Subdivision surfaces for procedural design of imprint rolls

We discuss the use of subdivision surfaces in the procedural design of imprint rolls for use in the roller imprinting process. Roller imprinting is being developed for the fabrication of microfluidic devices in polymer substrates. Imprint rolls are modeled using Catmull-Clark subdivision surfaces, and are procedurally designed based on feedback from finite-element simulations of the imprinting process. Microfluidic devices exhibit repeating patterns, and can be modeled using a small set of unique entities (or tiles). Imprint rolls are also modeled as a sum of tiles, and rolls are designed by studying the imprinting behavior of clusters of tiles corresponding to the repeating patterns seen in the device. This approach reduces the roll complexity and analysis time.

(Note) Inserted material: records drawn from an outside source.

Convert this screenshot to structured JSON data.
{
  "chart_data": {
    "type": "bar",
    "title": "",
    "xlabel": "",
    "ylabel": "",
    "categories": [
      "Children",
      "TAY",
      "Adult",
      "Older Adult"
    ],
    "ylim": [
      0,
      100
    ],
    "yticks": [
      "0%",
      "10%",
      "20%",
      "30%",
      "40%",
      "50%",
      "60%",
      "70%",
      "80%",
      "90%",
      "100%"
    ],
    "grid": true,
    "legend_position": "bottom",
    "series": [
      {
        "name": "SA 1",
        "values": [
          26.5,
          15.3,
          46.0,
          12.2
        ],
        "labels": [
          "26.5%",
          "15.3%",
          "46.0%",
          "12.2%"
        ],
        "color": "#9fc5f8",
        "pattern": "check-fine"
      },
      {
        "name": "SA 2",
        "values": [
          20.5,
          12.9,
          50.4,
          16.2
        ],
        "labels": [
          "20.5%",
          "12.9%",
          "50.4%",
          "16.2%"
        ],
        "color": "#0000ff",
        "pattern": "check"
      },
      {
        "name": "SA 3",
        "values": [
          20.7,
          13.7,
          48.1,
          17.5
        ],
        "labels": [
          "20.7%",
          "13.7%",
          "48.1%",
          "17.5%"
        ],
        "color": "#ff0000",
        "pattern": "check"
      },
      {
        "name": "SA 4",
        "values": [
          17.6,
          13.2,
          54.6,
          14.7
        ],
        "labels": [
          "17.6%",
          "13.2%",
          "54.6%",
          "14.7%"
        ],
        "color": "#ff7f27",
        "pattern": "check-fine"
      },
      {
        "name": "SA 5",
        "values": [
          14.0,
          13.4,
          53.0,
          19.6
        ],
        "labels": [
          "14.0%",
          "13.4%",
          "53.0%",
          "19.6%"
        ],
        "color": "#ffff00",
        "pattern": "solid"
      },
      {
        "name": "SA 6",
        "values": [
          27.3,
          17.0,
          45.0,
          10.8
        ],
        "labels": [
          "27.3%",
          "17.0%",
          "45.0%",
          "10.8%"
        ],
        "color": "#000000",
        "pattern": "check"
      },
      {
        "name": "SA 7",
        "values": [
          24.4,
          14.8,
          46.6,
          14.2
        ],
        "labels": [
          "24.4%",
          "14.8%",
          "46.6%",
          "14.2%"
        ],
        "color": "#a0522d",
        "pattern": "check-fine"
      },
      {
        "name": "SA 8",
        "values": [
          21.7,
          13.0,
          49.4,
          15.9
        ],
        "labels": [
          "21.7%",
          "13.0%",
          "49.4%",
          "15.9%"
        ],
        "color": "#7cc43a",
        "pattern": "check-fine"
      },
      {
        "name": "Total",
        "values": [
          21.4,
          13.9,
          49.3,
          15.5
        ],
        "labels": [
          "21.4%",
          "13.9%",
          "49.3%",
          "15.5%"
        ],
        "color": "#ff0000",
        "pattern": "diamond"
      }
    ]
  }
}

The rolls need to be described in a sufficiently flexible format for the tile-based analysis to be effective. Conventional model representations are too cumbersome for piecewise iterative refinement as they require the manipulation of a large number of variables to modify surface features while preserving continuity. Subdivision surfaces, on the other hand, are naturally continuous and can be modified by manipulating a small number of variables. The ability to apply rule-based, arbitrary refinement on subdivision surfaces makes them especially suitable. The procedural modeling methodology and the subdivision design representation enable the integrated design, analysis, and manufacturing of imprint rolls, and has proven effective in decreasing the design-to-manufacture time of novel microfluidic technology.